When I began my media career 20 years ago, workplace cultures were built on conforming to Type A personalities: competitive, impatient, domineering and certainly not inclusive. There was no awareness of diversity and inclusion and their value. While change has been slow, it has been consistent and has accelerated in recent years.
Today, diversity and inclusion are key business priorities across the industry, with many businesses creating and refining the structures and processes for inclusion.
To stay on course and achieve out industry DE&I goals, there’s one ingredient we need more than any other: inclusive leadership.
What does inclusive leadership mean and why should you care?
Inclusive leadership is the only way to be a successful leader of high-performing teams over a sustained period.
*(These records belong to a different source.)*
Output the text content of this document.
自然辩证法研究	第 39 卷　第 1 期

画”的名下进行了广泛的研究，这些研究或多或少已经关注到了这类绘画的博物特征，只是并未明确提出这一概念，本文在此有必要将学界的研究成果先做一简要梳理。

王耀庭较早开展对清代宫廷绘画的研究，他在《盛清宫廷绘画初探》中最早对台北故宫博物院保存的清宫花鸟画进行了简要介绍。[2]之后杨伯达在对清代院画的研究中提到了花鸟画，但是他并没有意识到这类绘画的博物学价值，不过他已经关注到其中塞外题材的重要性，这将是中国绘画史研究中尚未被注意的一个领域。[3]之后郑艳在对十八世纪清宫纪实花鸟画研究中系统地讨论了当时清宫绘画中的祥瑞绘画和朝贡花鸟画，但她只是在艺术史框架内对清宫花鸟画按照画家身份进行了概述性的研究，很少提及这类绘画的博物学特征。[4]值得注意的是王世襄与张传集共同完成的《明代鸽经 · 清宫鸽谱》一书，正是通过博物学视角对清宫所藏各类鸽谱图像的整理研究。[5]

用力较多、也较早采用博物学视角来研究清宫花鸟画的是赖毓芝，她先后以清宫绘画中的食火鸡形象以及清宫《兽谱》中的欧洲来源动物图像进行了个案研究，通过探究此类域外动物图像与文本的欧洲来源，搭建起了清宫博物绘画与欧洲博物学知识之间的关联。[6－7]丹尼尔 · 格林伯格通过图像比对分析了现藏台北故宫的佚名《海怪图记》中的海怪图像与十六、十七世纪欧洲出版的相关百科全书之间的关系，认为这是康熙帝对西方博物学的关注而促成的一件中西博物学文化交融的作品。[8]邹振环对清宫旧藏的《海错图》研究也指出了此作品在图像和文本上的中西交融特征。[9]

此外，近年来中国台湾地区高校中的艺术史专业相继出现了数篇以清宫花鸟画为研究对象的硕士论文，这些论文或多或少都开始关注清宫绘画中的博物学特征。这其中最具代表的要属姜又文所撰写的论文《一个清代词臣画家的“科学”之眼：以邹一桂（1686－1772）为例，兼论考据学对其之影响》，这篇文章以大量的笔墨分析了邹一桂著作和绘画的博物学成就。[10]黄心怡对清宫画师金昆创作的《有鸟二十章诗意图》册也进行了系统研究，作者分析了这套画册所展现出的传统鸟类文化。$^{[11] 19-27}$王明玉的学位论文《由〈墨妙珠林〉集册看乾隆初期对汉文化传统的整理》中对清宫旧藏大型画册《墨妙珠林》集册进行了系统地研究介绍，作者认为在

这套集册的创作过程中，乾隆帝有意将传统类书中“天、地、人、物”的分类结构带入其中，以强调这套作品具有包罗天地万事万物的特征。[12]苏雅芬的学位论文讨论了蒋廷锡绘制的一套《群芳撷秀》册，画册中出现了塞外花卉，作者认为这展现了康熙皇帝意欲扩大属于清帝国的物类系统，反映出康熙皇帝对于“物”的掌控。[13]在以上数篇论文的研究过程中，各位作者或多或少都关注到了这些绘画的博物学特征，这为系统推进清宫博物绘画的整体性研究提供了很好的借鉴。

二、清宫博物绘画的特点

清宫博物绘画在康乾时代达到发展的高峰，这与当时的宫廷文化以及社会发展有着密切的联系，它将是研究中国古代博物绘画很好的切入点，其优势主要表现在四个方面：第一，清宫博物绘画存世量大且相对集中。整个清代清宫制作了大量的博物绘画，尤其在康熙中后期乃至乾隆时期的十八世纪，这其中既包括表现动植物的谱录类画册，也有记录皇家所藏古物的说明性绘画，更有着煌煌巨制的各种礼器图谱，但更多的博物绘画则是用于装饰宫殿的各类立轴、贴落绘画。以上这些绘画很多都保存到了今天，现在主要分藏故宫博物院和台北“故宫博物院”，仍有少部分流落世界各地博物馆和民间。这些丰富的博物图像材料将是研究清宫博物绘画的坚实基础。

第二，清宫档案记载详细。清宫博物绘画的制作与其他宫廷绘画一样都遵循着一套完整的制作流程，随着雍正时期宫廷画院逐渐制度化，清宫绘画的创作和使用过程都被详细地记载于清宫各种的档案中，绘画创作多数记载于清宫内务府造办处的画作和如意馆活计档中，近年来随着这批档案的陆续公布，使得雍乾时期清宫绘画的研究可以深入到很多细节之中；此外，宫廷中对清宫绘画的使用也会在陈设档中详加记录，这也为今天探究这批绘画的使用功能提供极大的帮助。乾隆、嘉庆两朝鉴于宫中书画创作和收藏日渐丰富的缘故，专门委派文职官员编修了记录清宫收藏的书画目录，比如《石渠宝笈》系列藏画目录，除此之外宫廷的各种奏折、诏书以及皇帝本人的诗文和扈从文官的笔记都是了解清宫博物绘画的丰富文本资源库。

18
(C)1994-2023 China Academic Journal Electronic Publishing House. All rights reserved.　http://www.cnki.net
A leader is responsible for building and managing effective teams based on trust created through authentic behaviors and relationships. An inclusive leader actively works to engage every member of the business, recognising that different management styles and structures are required to bring out the best performance in everyone.
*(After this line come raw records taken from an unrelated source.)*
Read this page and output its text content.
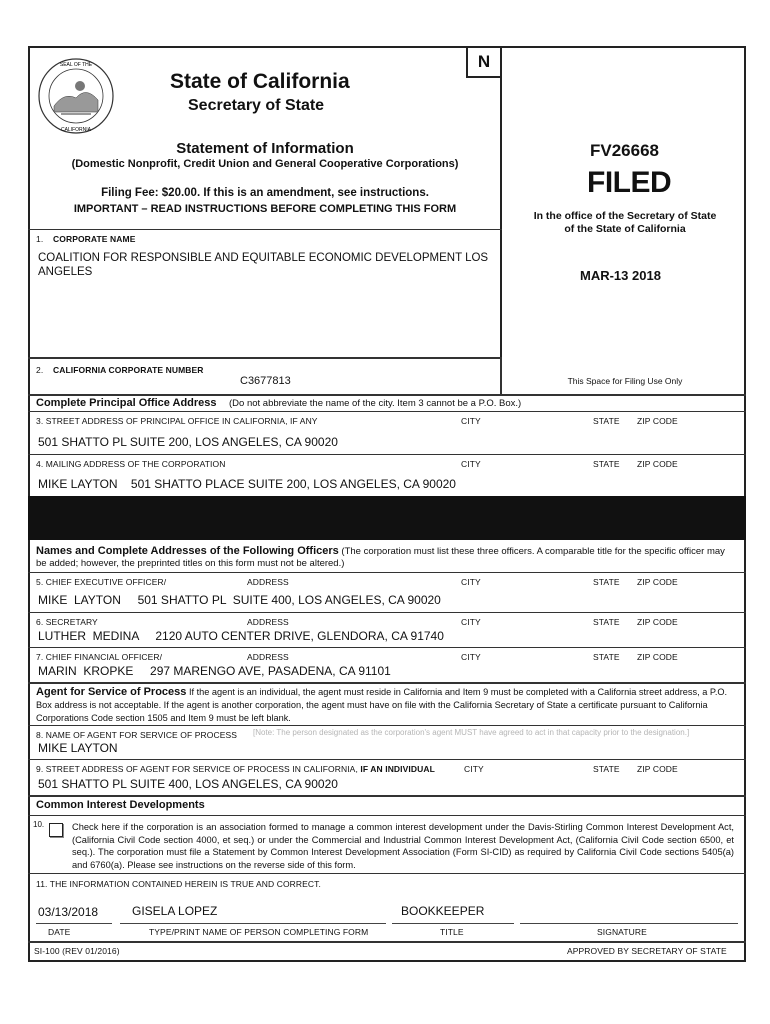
N
SEAL OF THE
CALIFORNIA
State of California
Secretary of State
Statement of Information
(Domestic Nonprofit, Credit Union and General Cooperative Corporations)
Filing Fee: $20.00. If this is an amendment, see instructions.
IMPORTANT – READ INSTRUCTIONS BEFORE COMPLETING THIS FORM
FV26668
FILED
In the office of the Secretary of State
of the State of California
MAR-13 2018
This Space for Filing Use Only
1. CORPORATE NAME
COALITION FOR RESPONSIBLE AND EQUITABLE ECONOMIC DEVELOPMENT LOS ANGELES
2. CALIFORNIA CORPORATE NUMBER
C3677813
Complete Principal Office Address (Do not abbreviate the name of the city. Item 3 cannot be a P.O. Box.)
3. STREET ADDRESS OF PRINCIPAL OFFICE IN CALIFORNIA, IF ANY	CITY	STATE ZIP CODE
501 SHATTO PL SUITE 200, LOS ANGELES, CA 90020
4. MAILING ADDRESS OF THE CORPORATION	CITY	STATE ZIP CODE
MIKE LAYTON    501 SHATTO PLACE SUITE 200, LOS ANGELES, CA 90020
Names and Complete Addresses of the Following Officers (The corporation must list these three officers. A comparable title for the specific officer may be added; however, the preprinted titles on this form must not be altered.)
5. CHIEF EXECUTIVE OFFICER/	ADDRESS	CITY	STATE ZIP CODE
MIKE  LAYTON     501 SHATTO PL  SUITE 400, LOS ANGELES, CA 90020
6. SECRETARY	ADDRESS	CITY	STATE ZIP CODE
LUTHER  MEDINA     2120 AUTO CENTER DRIVE, GLENDORA, CA 91740
7. CHIEF FINANCIAL OFFICER/	ADDRESS	CITY	STATE ZIP CODE
MARIN  KROPKE     297 MARENGO AVE, PASADENA, CA 91101
Agent for Service of Process If the agent is an individual, the agent must reside in California and Item 9 must be completed with a California street address, a P.O. Box address is not acceptable. If the agent is another corporation, the agent must have on file with the California Secretary of State a certificate pursuant to California Corporations Code section 1505 and Item 9 must be left blank.
8. NAME OF AGENT FOR SERVICE OF PROCESS [Note: The person designated as the corporation's agent MUST have agreed to act in that capacity prior to the designation.]
MIKE LAYTON
9. STREET ADDRESS OF AGENT FOR SERVICE OF PROCESS IN CALIFORNIA, IF AN INDIVIDUAL	CITY	STATE ZIP CODE
501 SHATTO PL SUITE 400, LOS ANGELES, CA 90020
Common Interest Developments
10.	Check here if the corporation is an association formed to manage a common interest development under the Davis-Stirling Common Interest Development Act, (California Civil Code section 4000, et seq.) or under the Commercial and Industrial Common Interest Development Act, (California Civil Code section 6500, et seq.). The corporation must file a Statement by Common Interest Development Association (Form SI-CID) as required by California Civil Code sections 5405(a) and 6760(a). Please see instructions on the reverse side of this form.
11. THE INFORMATION CONTAINED HEREIN IS TRUE AND CORRECT.
03/13/2018	GISELA LOPEZ	BOOKKEEPER
DATE	TYPE/PRINT NAME OF PERSON COMPLETING FORM	TITLE	SIGNATURE
SI-100 (REV 01/2016)	APPROVED BY SECRETARY OF STATE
This must be underpinned by trust, openness, and clear standards on acceptable behaviour. And like any management skill, you need to build the capability and experience in the group.
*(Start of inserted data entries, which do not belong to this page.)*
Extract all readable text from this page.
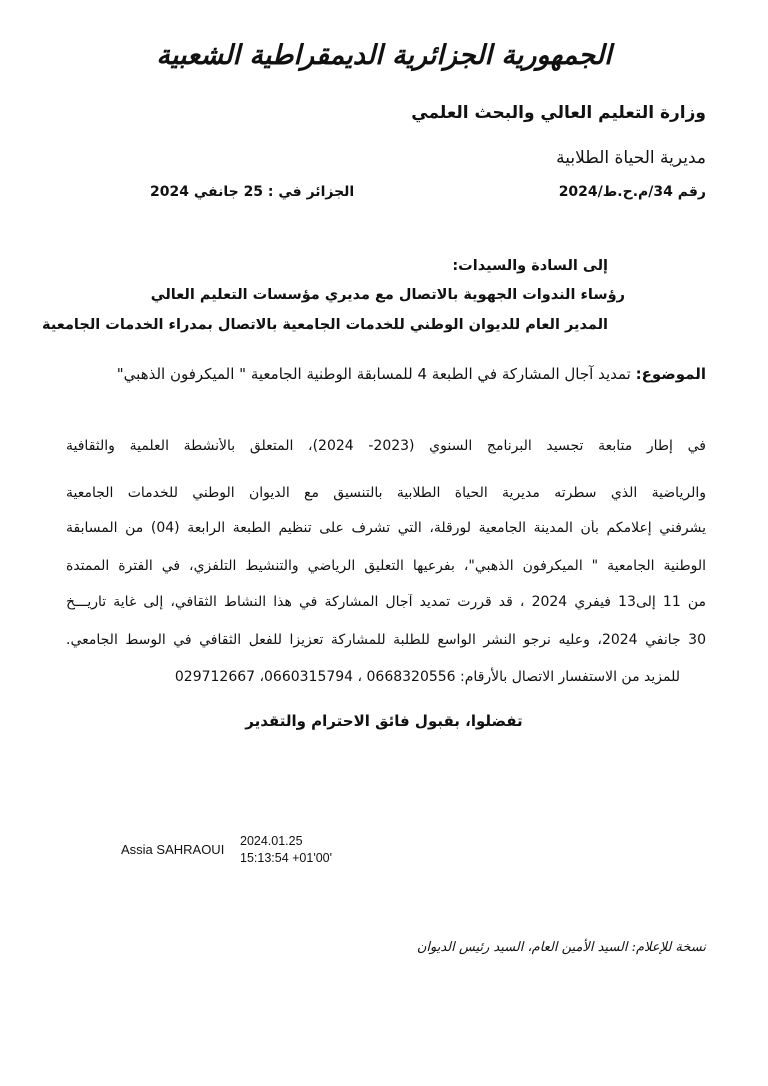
الجمهورية الجزائرية الديمقراطية الشعبية
وزارة التعليم العالي والبحث العلمي
مديرية الحياة الطلابية
رقم 34/م.ح.ط/2024
الجزائر في : 25 جانفي 2024
إلى السادة والسيدات:
رؤساء الندوات الجهوية بالاتصال مع مديري مؤسسات التعليم العالي
المدير العام للديوان الوطني للخدمات الجامعية بالاتصال بمدراء الخدمات الجامعية
الموضوع: تمديد آجال المشاركة في الطبعة 4 للمسابقة الوطنية الجامعية " الميكرفون الذهبي"
في إطار متابعة تجسيد البرنامج السنوي (2023- 2024)، المتعلق بالأنشطة العلمية والثقافية
والرياضية الذي سطرته مديرية الحياة الطلابية بالتنسيق مع الديوان الوطني للخدمات الجامعية
يشرفني إعلامكم بأن المدينة الجامعية لورقلة، التي تشرف على تنظيم الطبعة الرابعة (04) من المسابقة
الوطنية الجامعية " الميكرفون الذهبي"، بفرعيها التعليق الرياضي والتنشيط التلفزي، في الفترة الممتدة
من 11 إلى13 فيفري 2024 ، قد قررت تمديد آجال المشاركة في هذا النشاط الثقافي، إلى غاية تاريـــخ
30 جانفي 2024، وعليه نرجو النشر الواسع للطلبة للمشاركة تعزيزا للفعل الثقافي في الوسط الجامعي.
للمزيد من الاستفسار الاتصال بالأرقام: 0668320556 ، 0660315794، 029712667
تفضلوا، بقبول فائق الاحترام والتقدير
Assia SAHRAOUI
2024.01.25
15:13:54 +01'00'
نسخة للإعلام: السيد الأمين العام، السيد رئيس الديوان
This style of leadership has always mattered but has not necessarily been defined before as inclusive leadership, with the component parts clearly articulated for people to consciously learn and build upon.
Treating all your staff fairly without preconceptions is, simply put, the right thing to do and the minimum an employee should expect from their leader and business.
It is also critical to maximizing the potential of the team and the business results they generate. As just one example, McKinsey and Company research shows that companies with the most gender-diverse executive teams are 67% more likely to experience superior value creation than companies with the least diverse executive teams.
Don’t shy away from the hard stuff
With all this work, we should not shy away from the fact that sometimes diversity and inclusion discussions can be polarizing and create the opposite impact; highlighting divisions and differences, if not managed effectively.
Navigating the complexities of inclusive leadership can at times be difficult. My guiding principle is to create an inclusive process that does not marginalize any group or person, enabling recognition and success to be determined by merit and achievement.
In practice, a key role for a leader is to shine continually focus on listening and elevating voices that are sometimes on the margins from any group within the business and continually assessing the processes and support in place.
The elevation of diversity and inclusion across our industry through initiatives such as the MFA DE&I Survey and the formation of the MFA DE&I Advisory Council has shown us that we still have a lot of work to do to.